Et moi, tout heureuse de suivre le penchant de mon cœur, je sers vite des mets moins amers... Oui, mais... je m'aperçois qu'il ne faut pas trop s'avancer... un mot pourrait détruire le bel édifice construit dans les larmes! Si j'ai le malheur de dire la moindre chose qui semble atténuer les vérités de la veille, je vois ma petite sœur essayer de se raccrocher aux branches... Alors j'ai recours à la prière, je jette un regard intérieur sur la Vierge Marie, et Jésus triomphe toujours! Ah! c'est la prière et le sacrifice qui font toute ma force, ce sont mes armes invincibles; elles peuvent, bien plus que les paroles, toucher les cœurs, je le sais par expérience.

Pendant le carême, il y a deux ans, une novice vint me trouver toute rayonnante: «Si vous saviez, me dit-elle, ce que j'ai rêvé cette nuit!

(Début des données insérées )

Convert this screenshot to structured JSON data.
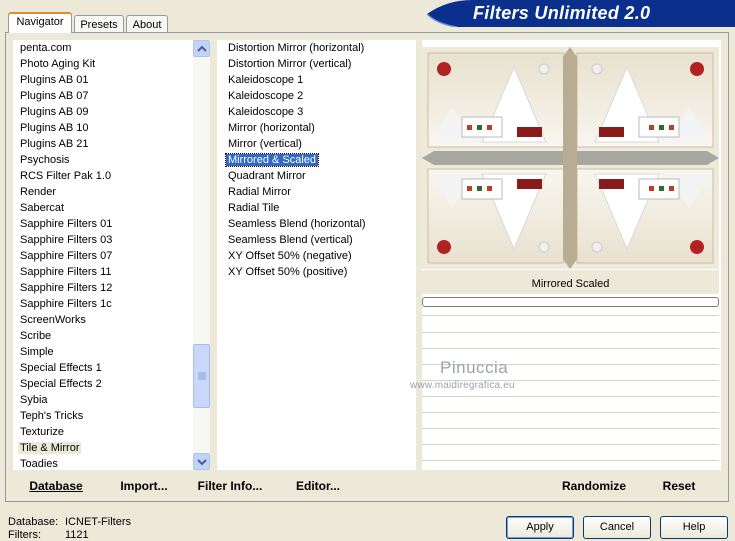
{
  "tabs": [
    {
      "label": "Navigator",
      "active": true
    },
    {
      "label": "Presets",
      "active": false
    },
    {
      "label": "About",
      "active": false
    }
  ],
  "banner_title": "Filters Unlimited 2.0",
  "categories": [
    "penta.com",
    "Photo Aging Kit",
    "Plugins AB 01",
    "Plugins AB 07",
    "Plugins AB 09",
    "Plugins AB 10",
    "Plugins AB 21",
    "Psychosis",
    "RCS Filter Pak 1.0",
    "Render",
    "Sabercat",
    "Sapphire Filters 01",
    "Sapphire Filters 03",
    "Sapphire Filters 07",
    "Sapphire Filters 11",
    "Sapphire Filters 12",
    "Sapphire Filters 1c",
    "ScreenWorks",
    "Scribe",
    "Simple",
    "Special Effects 1",
    "Special Effects 2",
    "Sybia",
    "Teph's Tricks",
    "Texturize",
    "Tile & Mirror",
    "Toadies"
  ],
  "selected_category": "Tile & Mirror",
  "filters": [
    "Distortion Mirror (horizontal)",
    "Distortion Mirror (vertical)",
    "Kaleidoscope 1",
    "Kaleidoscope 2",
    "Kaleidoscope 3",
    "Mirror (horizontal)",
    "Mirror (vertical)",
    "Mirrored & Scaled",
    "Quadrant Mirror",
    "Radial Mirror",
    "Radial Tile",
    "Seamless Blend (horizontal)",
    "Seamless Blend (vertical)",
    "XY Offset 50% (negative)",
    "XY Offset 50% (positive)"
  ],
  "selected_filter": "Mirrored & Scaled",
  "preview_label": "Mirrored  Scaled",
  "watermark": {
    "name": "Pinuccia",
    "url": "www.maidiregrafica.eu"
  },
  "bottom_buttons": {
    "database": "Database",
    "import": "Import...",
    "filter_info": "Filter Info...",
    "editor": "Editor...",
    "randomize": "Randomize",
    "reset": "Reset"
  },
  "status": {
    "database_label": "Database:",
    "database_value": "ICNET-Filters",
    "filters_label": "Filters:",
    "filters_value": "1121"
  },
  "dialog_buttons": {
    "apply": "Apply",
    "cancel": "Cancel",
    "help": "Help"
  },
  "colors": {
    "banner": "#0a2f8c",
    "selection": "#316ac5",
    "tab_accent": "#e68b2c"
  }
}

J'étais auprès de ma sœur qui est si mondaine, et je voulais la détacher de toutes les vanités du monde; pour cela je lui expliquais ces paroles de votre cantique: Vivre d'amour:

T'aimer, Jésus, quelle perte féconde!
Tous mes parfums sont à loi sans retour.

Je sentais bien que mon discours pénétrait jusqu'au fond de son âme, et j'étais ravie de joie. Ce matin, je pense que le bon Dieu veut peut-être que je lui donne cette âme. Si je lui écrivais à Pâques pour lui raconter mon rêve et lui dire que Jésus la veut pour son épouse! Qu'en pensez-vous?» Je répondis simplement qu'elle pouvait bien en demander la permission.

Comme le carême ne touchait pas à sa fin, vous avez été surprise, ma Mère, d'une demande si prématurée; et, visiblement inspirée par le bon Dieu, vous avez répondu que les carmélites doivent sauver les âmes plutôt par la prière que par des lettres. En apprenant cette décision, je dis à ma chère petite sœur: «Il faut nous mettre à l'œuvre, prions beaucoup; quelle joie si, à la fin du carême, nous étions exaucées!» O miséricorde infinie du Seigneur! A la fin du carême, une âme de plus se consacrait à Jésus! C'était un véritable miracle de la grâce: miracle obtenu par la ferveur d'une humble novice!

Qu'elle est donc grande la puissance de la prière! On dirait une reine ayant toujours libre accès auprès du roi et pouvant obtenir tout ce qu'elle demande. Il n'est point nécessaire, pour être exaucé, de lire dans un livre une belle formule composée pour la circonstance; s'il en était ainsi, que je serais à plaindre!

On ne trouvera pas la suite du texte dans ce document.